I did a talk at a local middle school last week. The students of year 8 (aged around 13) were just starting a few weeks of creative writing in English and I kicked it all off with a talk about how to develop plot.

I’m pretty comfortable with presenting but young people are a tough house! Unlike older audiences they won’t politely laugh at bad jokes or stay attentive if you drone on for hours, so you really have to be interesting for every second. Nor will they politely ignore the fact that you laddered your tights 5 minutes before you started – no one actually pointed and laughed but I’ll take a spare pair another time!

There were a few technical hitches at the start – the hall where I was to present had a basketball class the lesson beforehand preventing us getting in, so we had to set up in record time. Then the projector and my PC proved to be incompatible so I had to make a quick sprint back to the car to get a data stick in order to transfer my files on to one of the school’s own machines.

After that it went okay, I think. A bit about me, a bit about my books, a quick flash of the new book cover (“No one has seen this yet – you are the first” – they were underwhelmed!!!) and then on to how fiction is constructed. We touched on the four basic elements (Plot, Character, Setting and Style) and then delved a bit more deeply into plot. A bit of a reading and then time for them to start planning out their own stories.

I gave them the concept of loglines (“your book in one sentence”), used them Jack and the Beanstalk as an example and then asked them to make up a logline for their own story. The imagination that they had was amazing. We had zombies, children finding themselves in the desert, girls passing through a tunnel and finding they were boys… really creative stuff! Far better than would have done if given the same challenge.
With talks like these you often learn as much as you teach and, this time, what most interested me was how unfettered young people are from the things that limit the rest of us. Anything is possible in their fictional worlds and they don’t restrict themselves or worry if it has been ‘done’ before. It took me years to work out the basic premise and logline for Line of Duty – they were coming up with things in ten minutes.
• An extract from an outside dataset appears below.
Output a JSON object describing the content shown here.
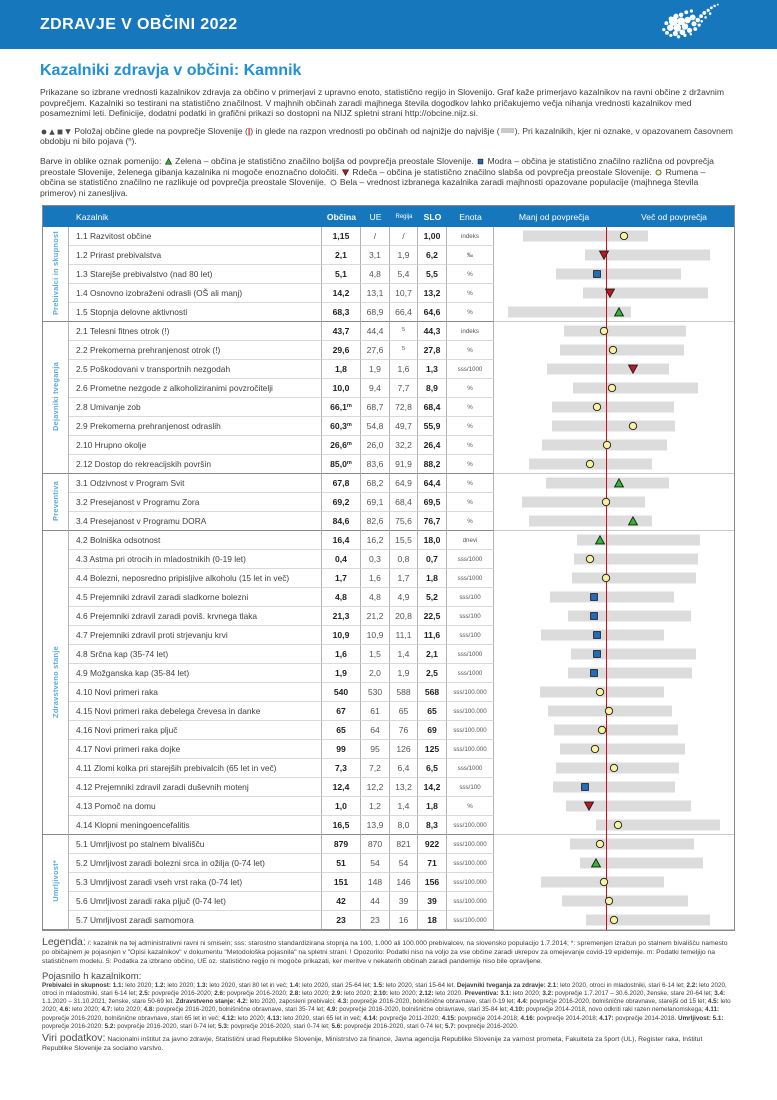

It’s very invigorating to see such creativity in this world where the doom-and-gloom merchants constantly berate the young. It bodes well for the next generation of fiction writers – but the ease with which they composed upwards of 100 different concepts for stories does give rise to a stab of envy in the more seasoned writer. I must have had the same nimbleness of mind at the same age – though I am sure I didn’t appreciate it at the time – but it seems to have drifted away with life and with living. Now it takes thinking about and working at to come up with something new and different and the writing cogs of my brain creak along fairly slowly. All this youth and easy creativity is making me feel old!!!